We performed survival analysis on the BRCA dataset as well, where we have similar observations as on GBM dataset. Specifically, MvKDR detects one significant cluster of 51 patients regarding survival analysis of the drug Cytoxan with a p-value of 0.036 after Bonferroni correction. SPV2 finds one significant cluster of 50 patients with p-value of 0.005. The number of overlap of patients between two groups is 33. This shows again that MvKDR can detect meaningful and novel cluster compared to the baseline algorithms.

4 Conclusion

Most existing multi-view learning approaches suffer on conflicting views and confounders. In this work, we propose a new approach named MvKDR to find the desired consensus clustering across different views, which is normally hidden or masked by confounders in conflicting views. With prior knowledge about the most informative view, our main idea is to extract two kinds of independent information from each of all the other views: the first is consistent with the desired consensus structure and the second is independent of it.
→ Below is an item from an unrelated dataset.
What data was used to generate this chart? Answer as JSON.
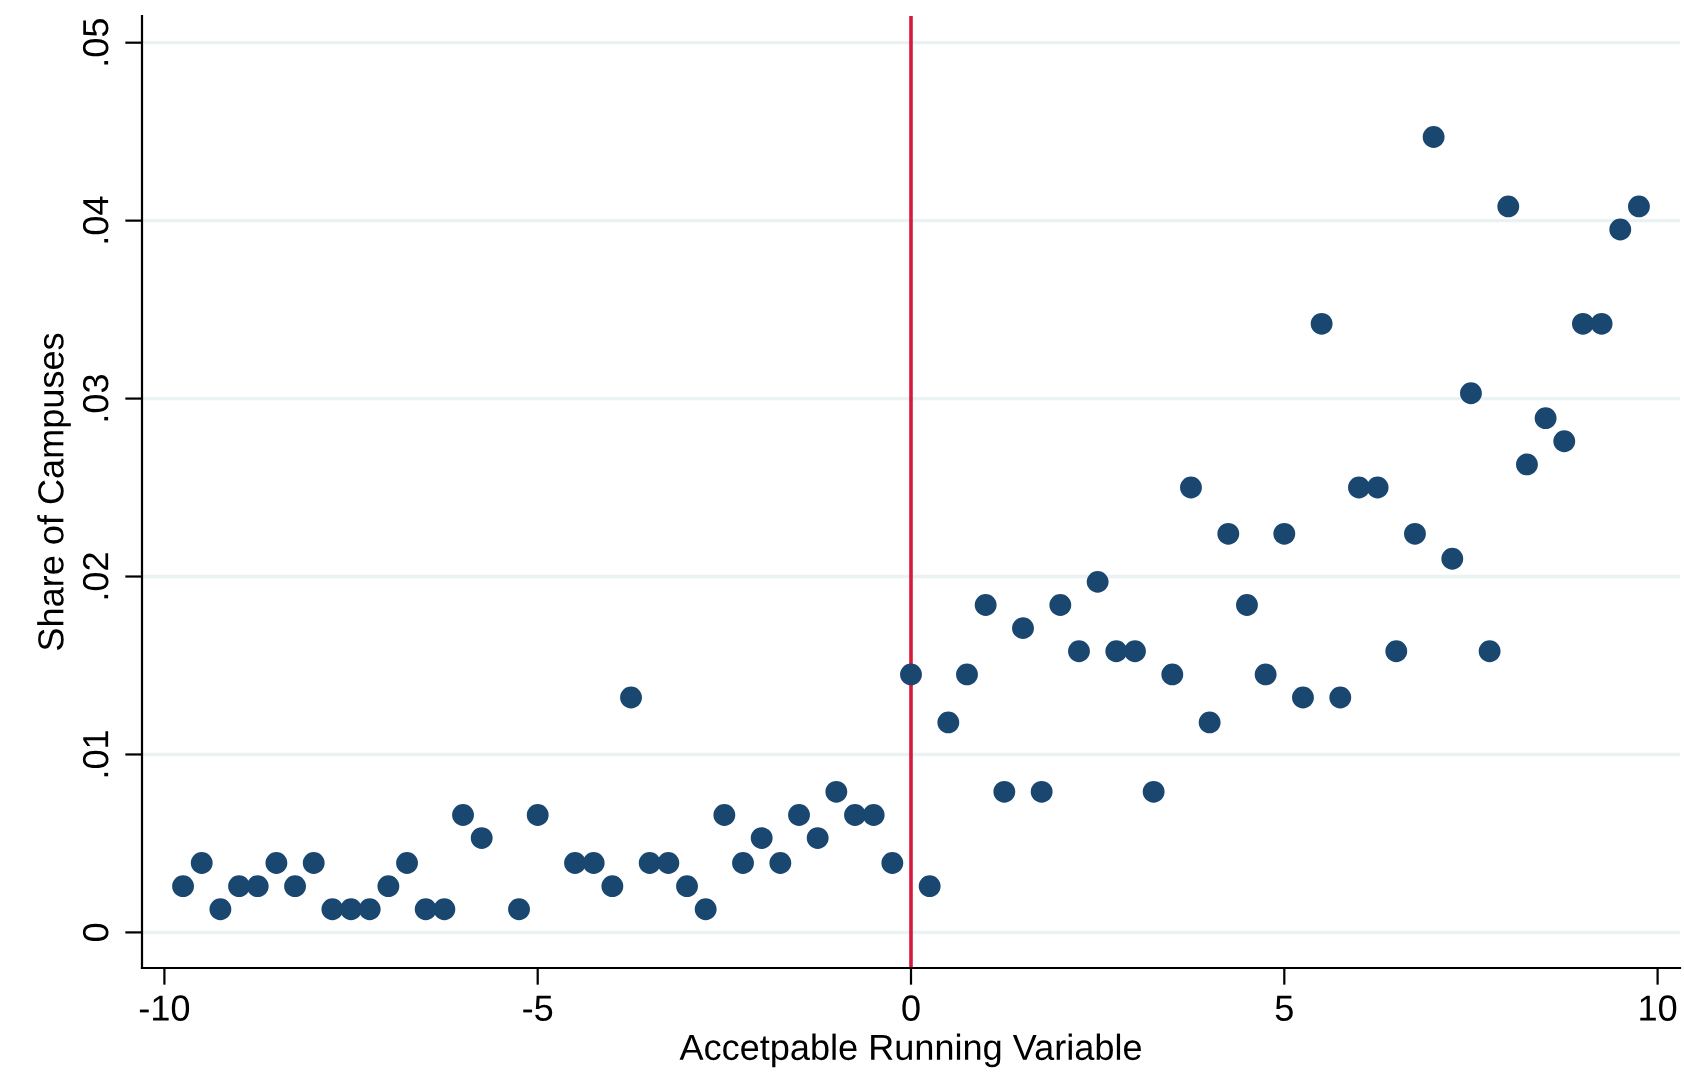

The consensus clustering can be obtained by the consistent information across all the views. Our experiments on synthetic and real datasets show that the MvKDR significantly improves the clustering. In our model, we assume that we have prior knowledge about the most informative view, which in certain cases may be difficult to obtain in practice. If so, it is challenging to distinguish which clustering is more interesting. The problem may be solved in a semi-supervised manner with a few user inputs as constraints that guide the direction of the dimensionality reduction. Extending our approach in this direction may be a topic of future work.